Mientras tanto, en el bar del hotel, sentado en una mesa, Red seguía bebiendo y ya se le notaban los efectos del alcohol. Su mirada tensa perseguía los movimientos del joven Len, ocupado en sus tareas de camarero, consciente pero indiferente a la mirada del vaquero de la cara marcada. Se abrió la puerta batiente que comunicaba el hotel con el local y aparecieron dos tipos, uno de ellos era el vaquero de la cicatriz en el cuello, cicatriz que ahora tapaba con el pañuelo rojo, junto a él caminaba otro tipo, otro vaquero, la cara marcada por un severo acné. Al ver a Red sentado en la mesa, el del pañuelo rojo le dio un golpe en el brazo. Siguieron andando y se sentaron en una mesa vecina a la de Red, pidieron una botella de whisky y empezaron a beber, sus ojos fijos en el rostro de Red, que seguía bebiendo.

– ¿Quép coniio miráis?– preguntó Red ya un poco harto de la persistencia de aquellas miradas.

– ¿Pasa algo, vaquero?– contestó el tipo de la viruela.

– Passsa que no pe guuta que mep miren– respondió Red arrastrando las palabras.

– Este es un país libre y uno puede mirar donde quiera.

– Síp, ya sép que a tu companiero lep gusta mucho mirar...

– ¿Qué estás insinuando, vaquero?– preguntó ahora el tipo del pañuelo rojo.

– Digooo que ya sep que tep guuta mucho mirar, pueno, eso y otrap cossa...– dijo Red apurando su enésimo vaso de whisky momento que aprovechó el tipo de la cara picada para arrearle un golpe en la cabeza con la botella.

Len, que en ese momento estaba de espaldas, se giró al oír el ruido de cristales rotos.

– No, pasa nada, muchacho– dijo el vaquero del pañuelo al cuello–. El tipo se ha desmayado.

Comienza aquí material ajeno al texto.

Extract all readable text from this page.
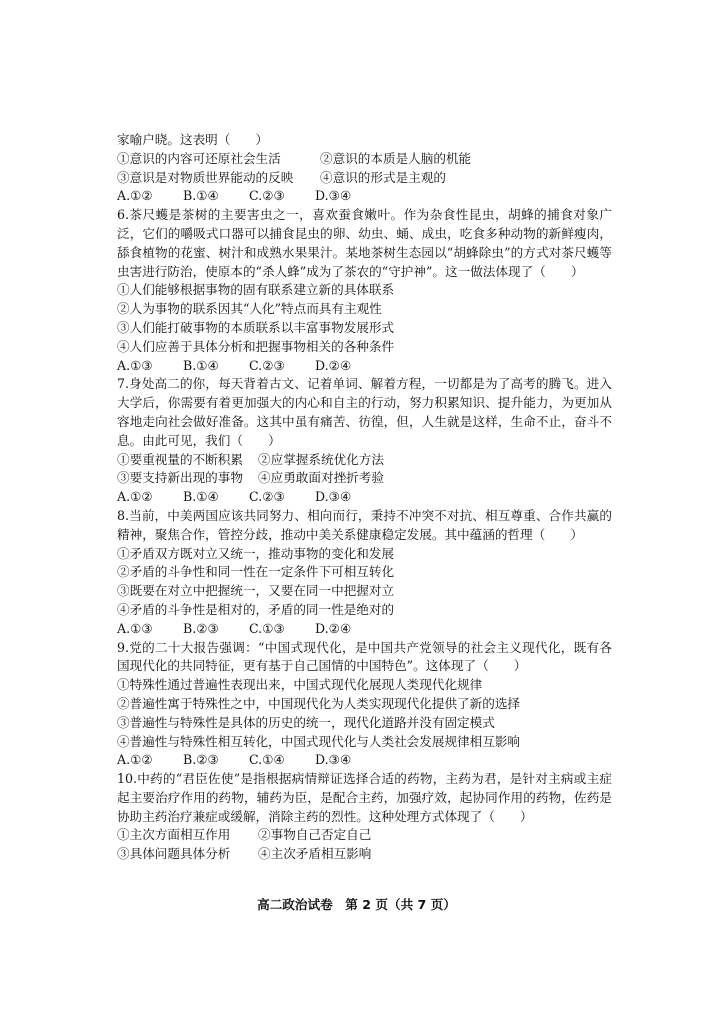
家喻户晓。这表明（　　）
①意识的内容可还原社会生活	②意识的本质是人脑的机能
③意识是对物质世界能动的反映	④意识的形式是主观的
A.①②	B.①④	C.②③	D.③④
6.茶尺蠖是茶树的主要害虫之一，喜欢蚕食嫩叶。作为杂食性昆虫，胡蜂的捕食对象广泛，它们的嚼吸式口器可以捕食昆虫的卵、幼虫、蛹、成虫，吃食多种动物的新鲜瘦肉，舔食植物的花蜜、树汁和成熟水果果汁。某地茶树生态园以“胡蜂除虫”的方式对茶尺蠖等虫害进行防治，使原本的“杀人蜂”成为了茶农的“守护神”。这一做法体现了（　　）
①人们能够根据事物的固有联系建立新的具体联系
②人为事物的联系因其“人化”特点而具有主观性
③人们能打破事物的本质联系以丰富事物发展形式
④人们应善于具体分析和把握事物相关的各种条件
A.①③	B.①④	C.②③	D.②④
7.身处高二的你，每天背着古文、记着单词、解着方程，一切都是为了高考的腾飞。进入大学后，你需要有着更加强大的内心和自主的行动，努力积累知识、提升能力，为更加从容地走向社会做好准备。这其中虽有痛苦、彷徨，但，人生就是这样，生命不止，奋斗不息。由此可见，我们（　　）
①要重视量的不断积累	②应掌握系统优化方法
③要支持新出现的事物	④应勇敢面对挫折考验
A.①②	B.①④	C.②③	D.③④
8.当前，中美两国应该共同努力、相向而行，秉持不冲突不对抗、相互尊重、合作共赢的精神，聚焦合作，管控分歧，推动中美关系健康稳定发展。其中蕴涵的哲理（　　）
①矛盾双方既对立又统一，推动事物的变化和发展
②矛盾的斗争性和同一性在一定条件下可相互转化
③既要在对立中把握统一，又要在同一中把握对立
④矛盾的斗争性是相对的，矛盾的同一性是绝对的
A.①③	B.②③	C.①③	D.②④
9.党的二十大报告强调：“中国式现代化，是中国共产党领导的社会主义现代化，既有各国现代化的共同特征，更有基于自己国情的中国特色”。这体现了（　　）
①特殊性通过普遍性表现出来，中国式现代化展现人类现代化规律
②普遍性寓于特殊性之中，中国现代化为人类实现现代化提供了新的选择
③普遍性与特殊性是具体的历史的统一，现代化道路并没有固定模式
④普遍性与特殊性相互转化，中国式现代化与人类社会发展规律相互影响
A.①②	B.②③	C.①④	D.③④
10.中药的“君臣佐使”是指根据病情辩证选择合适的药物，主药为君，是针对主病或主症起主要治疗作用的药物，辅药为臣，是配合主药，加强疗效，起协同作用的药物，佐药是协助主药治疗兼症或缓解，消除主药的烈性。这种处理方式体现了（　　）
①主次方面相互作用	②事物自己否定自己
③具体问题具体分析	④主次矛盾相互影响
高二政治试卷　第 2 页（共 7 页）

Len no podía ver nada pues estaba detrás del mostrador, hizo un intento de salir pero el tipo volvió a hablar.

– No te preocupes, chaval, ya nos ocupamos nosotros de él, lo conocemos, es uno de los tipos que van con ese vaquero del bigote rubio, los de la habitación al lado de la nuestra.

Cogieron entre los dos a Red y lo sacaron del bar por la puerta que comunicaba con el hotel, subieron rápidamente las escaleras y lo metieron en su habitación, tirándolo al suelo. Red no se daba cuenta de nada, el golpe lo había dejado k.o.

– Venga, Norman, saca las cuerdas– dijo el tipo del pañuelo colorado.

Mientras su compañero iba a por las cuerdas, el otro empezó a desnudar a Red.

– Aquí tienes, Oswald.

Red estaba ya completamente desnudo; su larga y oscura culebra caía lacia entre sus recios muslos.

– Ve atándolo– conminó Oswald al tipo de la cara picada, mientras se bajaba los pantalones, se sacaba el rabo y empezaba a meneárselo.

Norman fue pasando la áspera cuerda por el cuerpo de Red, apretándola y entrelazándola por los recios aunque desmayados miembros del vaquero de la cicatriz en la cara, quien afortunadamente no se daba cuenta de nada.

Una vez que estuvo completamente inmovilizado, Oswald, que ya presentaba una importante erección, le dijo al vaquero de la cara picada que pusiera a Red boca abajo. Le dio la vuelta este y Oswald se tumbó encima, empezándose a frotar contra las cachas distendidas de Red.

Norman al ver lo que su compañero estaba haciendo, se sacó su polla, se arrodilló junto a la cara de Red y empezó a meneársela.

Seguía frotándose con insistencia Oswald, pasando su verga hinchada sobre la raja del culo de Red, mientras su compañero Norman no dejaba de mirar y de pajearse a su vez. Empezó Oswald a correrse, un reguero de líquido blanco sobre el velludo culo del vaquero de la cara cruzada, visión que provocó que también Norman se viniera sobre la boca entreabierta e inconsciente de Red.

Se levantaron los dos del suelo y chocaron sus aún chorreantes pollas, mientras sus bocas se fundían en un húmedo beso.

– El señor Brighton se va a poner muy contento, Oswald.

– Sí, muy contento, Norman

Y diciendo esto se tiraron en la cama, dejando a Red en el suelo, desnudo, atado, y posiblemente algo escocido.